O quarto é de geometria acanhada. Tolhe por certo os movimentos mais amplos, os gestos que tenham comprimento a mais no mundo. Há no ar um cheiro a um não sei quê de irremediável. Qualquer coisa que se deixou para trás ainda por entender. O miúdo geme em ponto morto, deitado na cama com uma das pernas atada num lençol empapado de sangue. Nocturno, o pai do pequeno observa com olhos de quem não suporta a vida, o sofrimento de ambos. Amarrotado, desesperado, por ajuda. Morre por dentro a cada protesto abafado de dor, que se afunda do ar até ao chão, numa lentidão terrível. A lâmpada acesa do teto, faz movimentos circulares de desvelo, como um olho brilhante, atento. Talvez nesse círculo indeciso, tentasse mostrar um qualquer caminho. Enquanto. Enquanto, lá fora, o brado da artilharia, ecoa fundo e sem memória. Aviões sobrevoam em enxames ao ar livre, nas alas da noite.

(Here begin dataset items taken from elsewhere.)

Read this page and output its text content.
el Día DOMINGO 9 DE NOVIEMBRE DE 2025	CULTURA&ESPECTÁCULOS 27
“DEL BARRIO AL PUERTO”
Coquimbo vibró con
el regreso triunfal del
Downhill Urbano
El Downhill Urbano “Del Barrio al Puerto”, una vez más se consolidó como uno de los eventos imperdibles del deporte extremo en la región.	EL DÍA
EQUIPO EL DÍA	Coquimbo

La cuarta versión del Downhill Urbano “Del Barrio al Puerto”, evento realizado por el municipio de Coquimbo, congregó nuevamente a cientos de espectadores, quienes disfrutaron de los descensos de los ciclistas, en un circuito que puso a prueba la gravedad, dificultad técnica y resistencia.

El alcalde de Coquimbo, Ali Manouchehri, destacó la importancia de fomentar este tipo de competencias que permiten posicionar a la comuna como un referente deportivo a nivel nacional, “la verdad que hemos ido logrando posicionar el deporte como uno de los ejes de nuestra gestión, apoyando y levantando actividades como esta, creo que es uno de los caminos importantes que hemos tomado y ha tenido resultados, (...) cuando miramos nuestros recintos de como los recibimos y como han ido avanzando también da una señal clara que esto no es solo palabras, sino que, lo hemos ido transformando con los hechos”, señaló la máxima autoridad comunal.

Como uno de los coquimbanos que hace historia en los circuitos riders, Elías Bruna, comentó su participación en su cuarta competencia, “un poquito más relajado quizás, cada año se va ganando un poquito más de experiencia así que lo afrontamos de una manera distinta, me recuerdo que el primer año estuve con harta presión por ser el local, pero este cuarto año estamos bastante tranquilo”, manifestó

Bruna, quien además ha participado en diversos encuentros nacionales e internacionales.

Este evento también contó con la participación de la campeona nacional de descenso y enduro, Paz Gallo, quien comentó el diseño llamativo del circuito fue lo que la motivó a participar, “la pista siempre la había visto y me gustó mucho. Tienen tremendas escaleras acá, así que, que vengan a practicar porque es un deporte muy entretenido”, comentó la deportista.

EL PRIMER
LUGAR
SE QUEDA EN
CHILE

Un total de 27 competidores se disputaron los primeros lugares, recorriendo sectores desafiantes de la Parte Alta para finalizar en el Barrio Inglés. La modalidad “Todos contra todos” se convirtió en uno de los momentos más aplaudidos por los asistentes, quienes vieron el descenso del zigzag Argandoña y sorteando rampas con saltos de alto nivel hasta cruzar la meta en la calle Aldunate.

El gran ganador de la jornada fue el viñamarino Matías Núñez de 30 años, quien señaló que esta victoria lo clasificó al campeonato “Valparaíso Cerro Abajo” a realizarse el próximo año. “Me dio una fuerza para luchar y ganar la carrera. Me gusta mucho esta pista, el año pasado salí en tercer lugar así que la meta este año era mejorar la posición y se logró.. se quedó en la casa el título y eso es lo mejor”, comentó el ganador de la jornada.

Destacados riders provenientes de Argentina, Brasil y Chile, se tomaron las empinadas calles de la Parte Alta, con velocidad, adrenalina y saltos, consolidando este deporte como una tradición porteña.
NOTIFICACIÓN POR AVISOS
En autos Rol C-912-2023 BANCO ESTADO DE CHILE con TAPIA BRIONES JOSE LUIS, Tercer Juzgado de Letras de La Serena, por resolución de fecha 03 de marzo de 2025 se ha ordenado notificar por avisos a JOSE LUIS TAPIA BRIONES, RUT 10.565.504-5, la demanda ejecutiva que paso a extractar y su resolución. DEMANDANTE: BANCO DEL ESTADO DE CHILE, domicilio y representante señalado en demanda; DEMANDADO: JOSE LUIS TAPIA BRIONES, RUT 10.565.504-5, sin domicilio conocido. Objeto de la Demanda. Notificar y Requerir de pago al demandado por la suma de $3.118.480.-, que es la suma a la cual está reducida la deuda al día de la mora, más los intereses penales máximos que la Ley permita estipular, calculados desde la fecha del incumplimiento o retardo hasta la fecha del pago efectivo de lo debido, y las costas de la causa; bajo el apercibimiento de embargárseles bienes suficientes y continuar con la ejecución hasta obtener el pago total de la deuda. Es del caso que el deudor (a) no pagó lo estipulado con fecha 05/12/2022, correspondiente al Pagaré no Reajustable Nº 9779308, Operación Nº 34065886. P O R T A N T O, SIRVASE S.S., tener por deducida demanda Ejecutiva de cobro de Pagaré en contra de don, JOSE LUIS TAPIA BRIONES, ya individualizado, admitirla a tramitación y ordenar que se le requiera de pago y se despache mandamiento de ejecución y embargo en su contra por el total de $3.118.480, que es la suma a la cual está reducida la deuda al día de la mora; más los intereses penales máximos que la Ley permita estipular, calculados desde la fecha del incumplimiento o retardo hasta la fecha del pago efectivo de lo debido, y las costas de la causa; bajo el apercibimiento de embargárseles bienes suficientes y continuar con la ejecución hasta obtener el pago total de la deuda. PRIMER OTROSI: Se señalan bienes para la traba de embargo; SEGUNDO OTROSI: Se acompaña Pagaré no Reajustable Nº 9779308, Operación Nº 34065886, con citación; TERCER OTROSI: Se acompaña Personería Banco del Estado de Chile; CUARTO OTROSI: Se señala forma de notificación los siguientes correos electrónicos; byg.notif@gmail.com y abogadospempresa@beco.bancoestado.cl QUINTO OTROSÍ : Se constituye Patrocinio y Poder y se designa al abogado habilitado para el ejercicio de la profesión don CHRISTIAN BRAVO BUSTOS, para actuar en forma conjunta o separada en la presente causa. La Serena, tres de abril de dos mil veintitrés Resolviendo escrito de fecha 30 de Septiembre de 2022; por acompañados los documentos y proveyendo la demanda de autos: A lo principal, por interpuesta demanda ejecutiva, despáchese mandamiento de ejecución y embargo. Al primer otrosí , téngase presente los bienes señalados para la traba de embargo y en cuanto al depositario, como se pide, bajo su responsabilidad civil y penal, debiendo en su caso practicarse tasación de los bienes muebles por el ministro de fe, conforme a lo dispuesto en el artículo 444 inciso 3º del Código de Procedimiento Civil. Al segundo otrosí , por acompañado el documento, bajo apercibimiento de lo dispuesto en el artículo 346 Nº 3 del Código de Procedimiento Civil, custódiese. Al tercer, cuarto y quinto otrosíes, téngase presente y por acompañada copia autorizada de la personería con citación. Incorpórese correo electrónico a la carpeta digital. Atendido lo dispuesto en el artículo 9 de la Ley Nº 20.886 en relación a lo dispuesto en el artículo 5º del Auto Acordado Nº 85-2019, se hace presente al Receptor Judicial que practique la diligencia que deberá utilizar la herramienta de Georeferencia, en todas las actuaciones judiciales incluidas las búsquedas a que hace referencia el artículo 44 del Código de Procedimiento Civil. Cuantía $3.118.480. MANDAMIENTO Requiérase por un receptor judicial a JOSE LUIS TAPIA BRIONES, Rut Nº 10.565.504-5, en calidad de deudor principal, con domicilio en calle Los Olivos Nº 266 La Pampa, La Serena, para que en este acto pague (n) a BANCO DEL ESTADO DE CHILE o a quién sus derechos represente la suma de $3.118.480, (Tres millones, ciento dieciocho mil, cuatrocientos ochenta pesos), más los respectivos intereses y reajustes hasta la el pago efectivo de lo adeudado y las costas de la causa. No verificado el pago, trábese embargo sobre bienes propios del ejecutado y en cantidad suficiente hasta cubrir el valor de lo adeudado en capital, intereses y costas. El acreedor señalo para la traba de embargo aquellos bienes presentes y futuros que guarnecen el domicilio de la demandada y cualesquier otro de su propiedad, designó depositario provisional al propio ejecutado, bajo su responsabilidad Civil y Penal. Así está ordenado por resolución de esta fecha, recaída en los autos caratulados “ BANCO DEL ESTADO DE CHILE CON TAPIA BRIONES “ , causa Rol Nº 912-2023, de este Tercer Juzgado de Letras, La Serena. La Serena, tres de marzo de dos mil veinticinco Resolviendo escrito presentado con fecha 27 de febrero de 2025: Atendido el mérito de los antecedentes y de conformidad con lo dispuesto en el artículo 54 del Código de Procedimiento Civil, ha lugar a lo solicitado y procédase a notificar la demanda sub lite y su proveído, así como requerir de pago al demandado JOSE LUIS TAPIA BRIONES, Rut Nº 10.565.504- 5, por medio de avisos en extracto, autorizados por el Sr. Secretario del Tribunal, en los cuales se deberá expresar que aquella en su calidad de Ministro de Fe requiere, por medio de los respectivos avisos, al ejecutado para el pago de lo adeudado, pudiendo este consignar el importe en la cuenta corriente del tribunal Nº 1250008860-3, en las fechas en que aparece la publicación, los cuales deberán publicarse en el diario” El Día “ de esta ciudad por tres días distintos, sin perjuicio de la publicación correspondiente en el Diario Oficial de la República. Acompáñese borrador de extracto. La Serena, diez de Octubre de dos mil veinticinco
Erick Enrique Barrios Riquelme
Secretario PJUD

O homem explica-me numa língua de sotaque difícil que não há meios para tratar o membro lacerado do filho. O mais provável é que tenha de ser amputado. A sobrevivência sem classificação. Duas almas em ferida viva. 
 
Filha da puta. Injuriei sem endereço. Filha da puta. Víscera do patriotismo a lavrar a dor todos os dias. Filha da puta.
 
Coloquei as etiquetas coloridas no pulso de ambos, e escrevi com letras enormes, do tamanho do medo, o carácter de urgência.
 
Aguardámos os três, subterraneamente unidos pela ruína conjunta, deixando cair ombros, olhos e coração. De resto, não havia nada que pudesse dizer:talvez.